3. Sanctification is a process. The goal of sanctification is to become more like Jesus. But it is a goal, and we don’t achieve any worthwhile goal overnight. Sanctification is a process that continues as long as we live. When we ask Jesus to forgive our sins, He does so immediately. But sanctification is a journey, one in which we keep traveling steadily toward the goal. Even Paul said,
“Not that I . . . am already perfected; but I press on. . . . This one thing I do, forgetting those things which are behind and reaching forward to those things which are ahead, I press toward the goal for the prize of the upward call of God in Christ Jesus” (Philippians 3:12,-14).

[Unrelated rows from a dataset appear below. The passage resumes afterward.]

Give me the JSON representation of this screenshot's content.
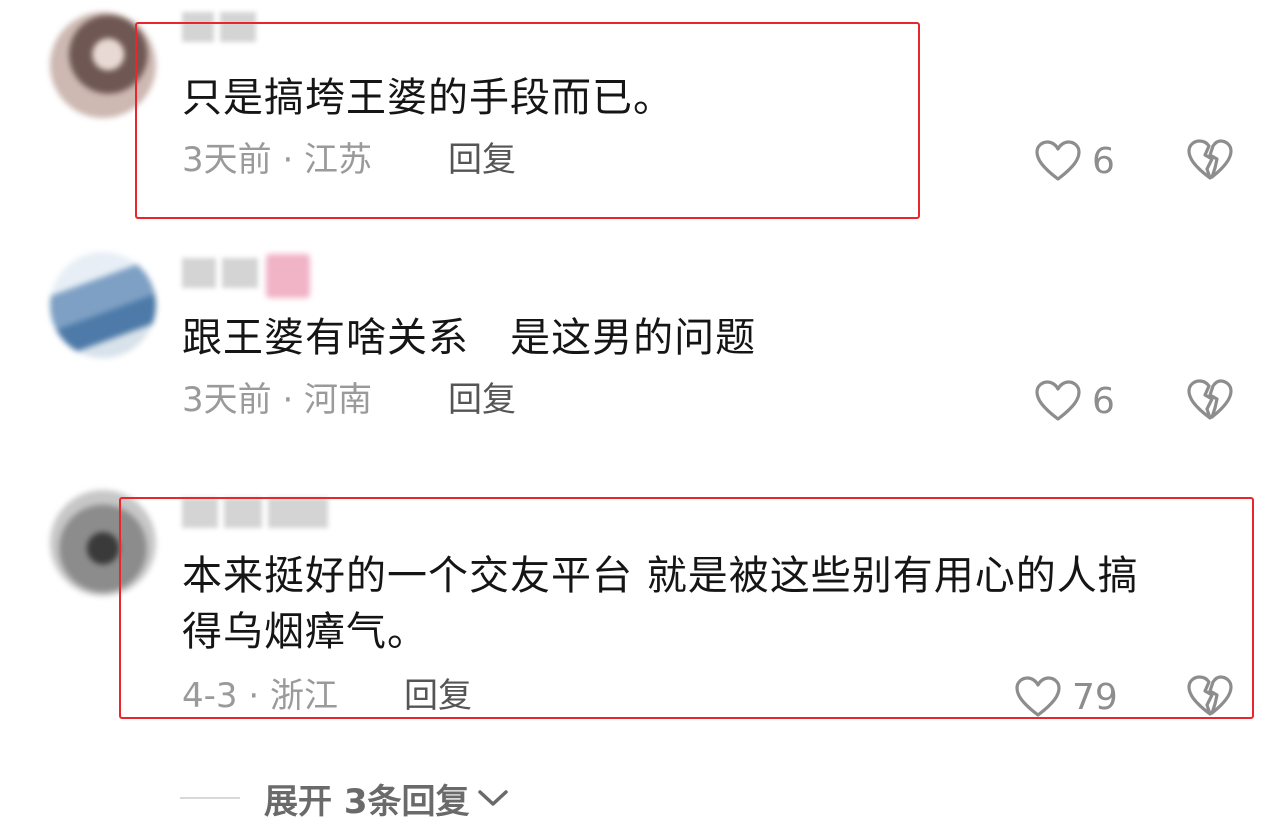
{
  "comments": [
    {
      "text": "只是搞垮王婆的手段而已。",
      "meta": "3天前 · 江苏",
      "reply": "回复",
      "likes": "6"
    },
    {
      "text": "跟王婆有啥关系   是这男的问题",
      "meta": "3天前 · 河南",
      "reply": "回复",
      "likes": "6"
    },
    {
      "text_line1": "本来挺好的一个交友平台 就是被这些别有用心的人搞",
      "text_line2": "得乌烟瘴气。",
      "meta": "4-3 · 浙江",
      "reply": "回复",
      "likes": "79"
    }
  ],
  "expand_replies": "展开 3条回复",
  "icons": {
    "like": "heart-outline-icon",
    "dislike": "broken-heart-icon",
    "expand": "chevron-down-icon"
  },
  "colors": {
    "highlight_box": "#e8262c",
    "meta_text": "#9a9a9a",
    "reply_text": "#555555"
  }
}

We will not reach the full likeness of Jesus until we see Him face to face when He comes to take us home with Him. The apostle John wrote,
“It has not yet been revealed what we shall be, but we know that when He [Jesus] is revealed, we shall be like Him, for we shall see Him as He is” (1 John 3:2).
4. God uses the truths revealed in the Bible to sanctify us. When on Earth, Jesus prayed for His followers, asking God to “Sanctify them by Your truth. Your word is truth” (John 17:17). God speaks to us in the Bible as surely as if we could hear Him with our ears. “All Scriptures is profitable . . . for instruction in righteousness” that we “may be complete, thoroughly equipped for every good work” (2 Timothy 3:16,17).
If we carefully study God’s Word, He will change us to be more and more like Jesus. After all, He is Jehovah Mekoddishkem—the Lord Who Sanctifies Us.”